Un secolo per "bambini", nel design, nell'arte e nei libri di tutto il Novecento
Che
i bambini siano diversi dagli adulti, e non macchine da produzione
seriale o "grandi" in miniatura, lo si è scoperto recentemente, non più
di cent'anni fa si potrebbe quasi dire. "Century of the Child: Growing
by Design, 1900-2000", è la grande mostra che sarà aperta fino al
prossimo novembre al MoMA di New York, e che indaga come è cambiato il
pensiero nei confronti dei più piccoli, dell'educazione, del tempo
libero e della cultura, nell'arco del Novecento, e come sono stati
traslate queste modificazioni sociali attraverso l'arte e il design. In
scena circa 500 oggetti, tra cui mobili, giocattoli, giochi, manifesti,
libri e molto altro ancora.
Juliet Kinchin, curatore del MoMA per la sezione architettura e
progettazione, che ha organizzato la mostra con Aidan O'Connor è partita
dalla constatazione che nessun periodo della storia umana ha
"osservato" una preoccupazione per la figura dei bambini come il 20esimo
secolo.
Anche se poi, anche in questo caso, si tratta di una storia di
paradossi. L'educazione ha fatto spesso rima con controllo, il controllo
ha fatto seguito a un'eccessiva responsabilizzazione, e poco ci si è
chiesti nel corso del secolo di che cosa i bambini avessero bisogno per
diventare membri effettivi della società. Giocando sul tema, in maniera
molto seria, la curatrice ha diviso la mostra in sette tematiche, in
ordine cronologico, ognuna delle quali racconta un "ideale" percorso
nella formazione dei nuovi adulti attraverso il mondo del design e degli
oggetti: dal razionalismo dei programmi educativi che usavano anche kit
didattici pieni di oggetti di varia forma fino alla pittura, in cui il
bambino era considerato, alla stregua dei pazzi, come l'unico "libero"

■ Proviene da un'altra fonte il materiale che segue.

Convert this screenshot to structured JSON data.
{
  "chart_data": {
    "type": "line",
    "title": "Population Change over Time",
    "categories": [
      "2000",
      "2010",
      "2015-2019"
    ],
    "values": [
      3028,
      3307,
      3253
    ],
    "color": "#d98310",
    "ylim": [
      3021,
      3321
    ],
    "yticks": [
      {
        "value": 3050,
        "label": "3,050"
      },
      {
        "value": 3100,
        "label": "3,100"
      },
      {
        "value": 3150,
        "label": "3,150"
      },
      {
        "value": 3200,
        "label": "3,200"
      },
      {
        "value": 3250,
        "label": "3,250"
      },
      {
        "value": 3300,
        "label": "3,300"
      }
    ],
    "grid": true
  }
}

presente sulla terra, esseri che hanno bisogno di esprimere i loro
impulsi ed immaginazioni, non sempre allineati con gli adulti e i
modelli borghesi di comportamento. E poi modelli per mobili per i più
piccoli di Giacomo Balla, sedie e scrivanie in versione ridotta firmate
dagli artisti di De Stijl, anche se non manca una "rassegna" sugli
orrori della guerra, con documenti sui piccoli soldati tedeschi e
giapponesi, soprattutto.
Poi il consumismo e il bambino con bisogni e desideri che nemmeno
sapeva di avere prima del loro innesco da parte dei media, fino ai
costumi da astronauti, le pistole degli anni '60 e il Game Boy di
Nintendo del 1989, in uno stuolo di progetti e oggetti che hanno
talvolta anche "saccheggiato" la fantasia infantile per alzare i trend
di mercato.
La mostra chiude con una nota dolente: una breve sezione su campi
da gioco, che include un modello realizzato dello scultore Isamu
Noguchi, celebrità a New York, del 1961. Ai progettisti si richiede
sicurezza a livelli tali che ai bambini sono negate le libertà di
esplorare e testare le proprie abilità, con uno spazio di "rischi"
ridotto al minimo e una tutela da "campana di vetro" che ha fatto sì che
la virtualità abbia trovato il suo campo più fertile proprio
nell'infanzia. Ora si accende la sfida per i progettisti del XXI secolo.
In una mostra didattica, molto più per i genitori che per i figli.